Nine in the third place means: Graceful and moist. Constant perseverance brings good fortune.
Line 5
六五 賁于丘園。束帛戔戔。吝。終吉。
Six in the fifth place means: Grace in the hills and gardens. The roll of silk is meager and small. Humiliation, but in the end good fortune.
Line 6
上九 白賁。无咎。
Nine at the top means: Simple grace. No blame.
Trigram Changes
Yilin Verse
日出阜東,山蔽其明;章甫薦屨,箕子𦍕狂。
The sun rises east of the hill, but the mountain blocks its light. A ceremonial cap offered in place of sandals; Jizi feigned madness.

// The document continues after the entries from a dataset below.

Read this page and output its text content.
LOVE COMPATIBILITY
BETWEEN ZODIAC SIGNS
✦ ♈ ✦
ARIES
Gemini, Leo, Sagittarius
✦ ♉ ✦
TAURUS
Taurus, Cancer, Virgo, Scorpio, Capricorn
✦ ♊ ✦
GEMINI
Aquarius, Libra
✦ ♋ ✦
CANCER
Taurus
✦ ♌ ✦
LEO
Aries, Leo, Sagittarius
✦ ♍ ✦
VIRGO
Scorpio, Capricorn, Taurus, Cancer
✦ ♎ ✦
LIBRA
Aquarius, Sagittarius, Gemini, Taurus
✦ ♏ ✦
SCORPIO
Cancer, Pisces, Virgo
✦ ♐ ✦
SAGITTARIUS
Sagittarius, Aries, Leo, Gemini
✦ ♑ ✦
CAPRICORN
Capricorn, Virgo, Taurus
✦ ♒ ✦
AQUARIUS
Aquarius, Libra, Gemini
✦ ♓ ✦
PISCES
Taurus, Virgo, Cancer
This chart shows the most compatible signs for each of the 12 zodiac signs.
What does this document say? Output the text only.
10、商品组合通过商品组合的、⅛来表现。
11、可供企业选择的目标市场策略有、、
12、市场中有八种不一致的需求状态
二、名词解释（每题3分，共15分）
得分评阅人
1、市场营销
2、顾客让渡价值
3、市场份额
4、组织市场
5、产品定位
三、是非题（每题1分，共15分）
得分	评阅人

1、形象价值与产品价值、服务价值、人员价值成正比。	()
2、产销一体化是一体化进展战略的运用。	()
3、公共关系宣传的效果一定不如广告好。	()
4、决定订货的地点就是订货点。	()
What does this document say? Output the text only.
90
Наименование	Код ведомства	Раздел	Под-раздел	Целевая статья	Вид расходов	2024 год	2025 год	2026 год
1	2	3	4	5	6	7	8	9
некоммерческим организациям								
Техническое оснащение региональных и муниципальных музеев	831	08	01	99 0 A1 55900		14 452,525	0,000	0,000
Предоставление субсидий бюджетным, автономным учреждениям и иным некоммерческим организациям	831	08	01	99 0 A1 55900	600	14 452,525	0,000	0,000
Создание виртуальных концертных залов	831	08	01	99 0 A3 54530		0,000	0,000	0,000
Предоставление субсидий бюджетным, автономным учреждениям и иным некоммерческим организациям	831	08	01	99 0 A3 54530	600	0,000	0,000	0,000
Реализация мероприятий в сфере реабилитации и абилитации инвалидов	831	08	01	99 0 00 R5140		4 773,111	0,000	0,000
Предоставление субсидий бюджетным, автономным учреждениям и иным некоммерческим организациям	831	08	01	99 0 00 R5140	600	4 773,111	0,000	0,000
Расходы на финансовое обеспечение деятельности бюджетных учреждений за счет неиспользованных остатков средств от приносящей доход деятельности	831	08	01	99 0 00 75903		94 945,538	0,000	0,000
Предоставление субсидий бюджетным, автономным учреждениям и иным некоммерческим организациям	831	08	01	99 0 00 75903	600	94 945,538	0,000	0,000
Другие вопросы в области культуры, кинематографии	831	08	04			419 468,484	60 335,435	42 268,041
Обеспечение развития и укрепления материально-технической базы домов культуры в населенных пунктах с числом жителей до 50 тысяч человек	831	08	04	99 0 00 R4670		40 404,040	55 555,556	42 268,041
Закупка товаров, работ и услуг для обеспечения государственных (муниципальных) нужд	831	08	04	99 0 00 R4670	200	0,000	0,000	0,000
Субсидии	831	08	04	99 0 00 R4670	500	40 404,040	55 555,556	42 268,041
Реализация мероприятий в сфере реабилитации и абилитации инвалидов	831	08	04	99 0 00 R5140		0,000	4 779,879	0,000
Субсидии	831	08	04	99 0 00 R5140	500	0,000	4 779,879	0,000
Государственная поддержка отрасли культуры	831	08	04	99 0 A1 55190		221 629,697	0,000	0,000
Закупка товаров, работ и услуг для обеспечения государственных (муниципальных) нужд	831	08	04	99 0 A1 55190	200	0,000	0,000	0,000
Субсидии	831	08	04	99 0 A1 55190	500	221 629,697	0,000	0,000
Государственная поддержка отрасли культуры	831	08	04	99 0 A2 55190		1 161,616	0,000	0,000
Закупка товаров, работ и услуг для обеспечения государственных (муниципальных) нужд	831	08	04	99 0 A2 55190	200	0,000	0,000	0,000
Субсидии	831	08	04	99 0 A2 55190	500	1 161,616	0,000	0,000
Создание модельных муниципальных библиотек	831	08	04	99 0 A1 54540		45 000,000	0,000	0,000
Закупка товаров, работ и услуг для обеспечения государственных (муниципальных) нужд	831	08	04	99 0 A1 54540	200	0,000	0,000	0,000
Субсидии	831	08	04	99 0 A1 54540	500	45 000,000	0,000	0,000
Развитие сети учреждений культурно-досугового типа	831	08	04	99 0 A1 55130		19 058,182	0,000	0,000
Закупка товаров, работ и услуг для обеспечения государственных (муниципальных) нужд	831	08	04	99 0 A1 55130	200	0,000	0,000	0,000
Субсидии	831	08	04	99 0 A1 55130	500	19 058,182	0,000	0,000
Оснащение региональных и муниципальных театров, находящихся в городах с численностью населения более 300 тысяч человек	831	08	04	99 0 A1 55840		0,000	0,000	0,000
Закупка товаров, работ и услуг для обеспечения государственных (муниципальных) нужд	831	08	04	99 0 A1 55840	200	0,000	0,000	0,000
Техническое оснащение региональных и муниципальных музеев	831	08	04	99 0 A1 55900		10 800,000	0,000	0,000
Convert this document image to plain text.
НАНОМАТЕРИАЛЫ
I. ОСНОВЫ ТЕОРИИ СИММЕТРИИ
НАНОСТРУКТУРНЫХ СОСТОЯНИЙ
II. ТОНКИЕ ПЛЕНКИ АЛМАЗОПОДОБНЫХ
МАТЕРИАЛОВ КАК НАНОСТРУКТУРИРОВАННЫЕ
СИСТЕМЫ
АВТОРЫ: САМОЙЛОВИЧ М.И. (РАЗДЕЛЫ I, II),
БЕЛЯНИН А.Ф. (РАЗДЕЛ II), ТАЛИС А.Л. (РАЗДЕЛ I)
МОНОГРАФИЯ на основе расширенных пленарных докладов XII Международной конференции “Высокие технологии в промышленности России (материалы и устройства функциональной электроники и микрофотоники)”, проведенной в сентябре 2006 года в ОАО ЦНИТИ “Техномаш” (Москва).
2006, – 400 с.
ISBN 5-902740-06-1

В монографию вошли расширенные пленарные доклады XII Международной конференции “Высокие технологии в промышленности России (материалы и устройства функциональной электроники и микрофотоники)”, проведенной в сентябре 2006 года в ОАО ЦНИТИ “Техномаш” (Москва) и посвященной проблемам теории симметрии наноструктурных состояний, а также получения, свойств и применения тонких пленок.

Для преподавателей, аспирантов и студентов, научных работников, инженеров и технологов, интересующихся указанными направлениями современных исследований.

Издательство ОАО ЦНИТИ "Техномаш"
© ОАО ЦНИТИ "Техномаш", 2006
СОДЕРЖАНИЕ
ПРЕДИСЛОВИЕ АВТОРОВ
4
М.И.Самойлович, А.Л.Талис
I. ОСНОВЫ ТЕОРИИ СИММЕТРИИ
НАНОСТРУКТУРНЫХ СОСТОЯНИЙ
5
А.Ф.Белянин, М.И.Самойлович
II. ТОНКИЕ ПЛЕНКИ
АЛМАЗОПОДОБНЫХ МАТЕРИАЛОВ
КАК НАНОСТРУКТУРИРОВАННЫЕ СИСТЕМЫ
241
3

— Jiao Yanshou, Yilin (Forest of Changes), 1st century BCE
Commentary
Fire beneath the mountain should illumine, yet the sun rising east of the mound is blocked by the mountain's mass. The verse then invokes two famous allusions of inversion: using a ceremonial cap to pad common shoes, and the Viscount of Ji feigning madness. When the Shang dynasty fell into tyranny under King Zhou, Ji Zi — uncle to the tyrant — pretended insanity to survive the corrupt court. A scholar's cap reduced to shoe-stuffing and a sage forced to play the fool: both signal a world where values are inverted and virtue must disguise itself. From Grace to Difficulty at Beginning, the adorned surface collapses into the chaos of thunderclouds gathering over water, where new order must struggle to emerge.